Keeping in mind you need to be a bit tech savy to set this up, keep it updated, data secure, things may break down the line and require maintenance, etc… The upside: the data is yours, you are reliant on yourself, it can do more than just store files.
But obviously: to each their own!You also need to account for RAID and backups. Storing everything on a single drive without copies is asking for sad times.
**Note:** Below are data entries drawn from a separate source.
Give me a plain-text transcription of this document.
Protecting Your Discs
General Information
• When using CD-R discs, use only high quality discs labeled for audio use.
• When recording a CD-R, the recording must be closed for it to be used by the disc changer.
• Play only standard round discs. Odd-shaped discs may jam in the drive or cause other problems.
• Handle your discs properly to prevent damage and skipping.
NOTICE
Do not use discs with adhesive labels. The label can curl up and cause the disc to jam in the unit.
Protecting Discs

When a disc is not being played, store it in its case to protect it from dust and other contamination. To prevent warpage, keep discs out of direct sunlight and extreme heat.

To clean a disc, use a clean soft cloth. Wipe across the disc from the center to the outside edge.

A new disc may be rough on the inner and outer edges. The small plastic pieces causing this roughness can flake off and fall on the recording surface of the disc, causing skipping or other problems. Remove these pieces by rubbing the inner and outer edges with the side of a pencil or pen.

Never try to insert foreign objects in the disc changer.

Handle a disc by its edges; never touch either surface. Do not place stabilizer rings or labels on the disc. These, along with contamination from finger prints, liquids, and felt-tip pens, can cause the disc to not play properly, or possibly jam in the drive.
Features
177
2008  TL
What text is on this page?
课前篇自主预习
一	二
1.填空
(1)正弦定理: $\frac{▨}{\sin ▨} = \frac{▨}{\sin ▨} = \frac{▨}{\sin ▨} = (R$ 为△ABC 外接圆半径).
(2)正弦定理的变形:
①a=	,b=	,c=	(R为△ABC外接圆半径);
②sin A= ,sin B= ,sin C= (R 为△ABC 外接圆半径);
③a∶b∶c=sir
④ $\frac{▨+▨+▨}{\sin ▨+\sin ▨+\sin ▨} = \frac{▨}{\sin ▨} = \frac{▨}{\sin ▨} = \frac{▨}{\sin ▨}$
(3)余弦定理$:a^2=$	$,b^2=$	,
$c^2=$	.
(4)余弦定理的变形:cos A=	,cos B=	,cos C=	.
Generally yes, and this obviously doubles the cost of storage. The good thing is you have options. In my view, not all data is the same so I view some data as more valuable as other data and can do backups of only specific things on drives I already have.
- work configuring and maintaining
- replacing drives
- dealing with issues
5-6TB drive is around 100 EUR
Really?
I bought a 4TB external hdd ~6 months ago at 149 EUR and thought that was cheap. Dang.
Looks like prices are up a bit, I got a portable 5tb one for 100 a year ago. Now they are more like 125. I’m seeing a 6tb refurbished one for 100 though.
Went on Amazon and found a Seagate barracuda 8TB drive for 130€
Probably not the best for an actual server, but for a personal NAS seems reasonable
I really hope it’s not like goog where if you ever want to download that data your download speeds are reduced to a crawl and everything about the download is convoluted.
Yeah, it’s why I stopped using Amazon Glacier years ago and use ProtonDrive now. The actual storage costs are pretty reasonable, but if you ever want to download your data, shit gets very expensive very fast.
Newer versions of Krita now come with G’mic built in, which add so many incredible tools, including a content aware fill that works incredibly well, and a really nice edge detecting cropping tool called foreground extract.
Shoot, krita has content aware now? Other than non-destructive editing/layer styles that’s one of the big things keeping me on PS.
It doesn’t even need to be amazing, it just needs to be good enough. I think the weirdest thing about krita for me was how you type text in a dialog box instead of on the canvas.
AFAIK, krita has had non-destructive editing for a while now (while gimp just got it with the 3.0 release).
The text tool is a pain point still, though thankfully a new from the ground up text tool over 6 years in the making is soon to be released for Krita this year, likely making it the most capable open-source option.
Also @[email protected]
Adding text effects, like colored outlines, on Krita is painful, you essentially have to type
<xml>
stuff without a decent preview of how it looks
gimp and krita up in this removed
Rent-seeking can fuck right off.
Let me know when we can download cars. For a friend.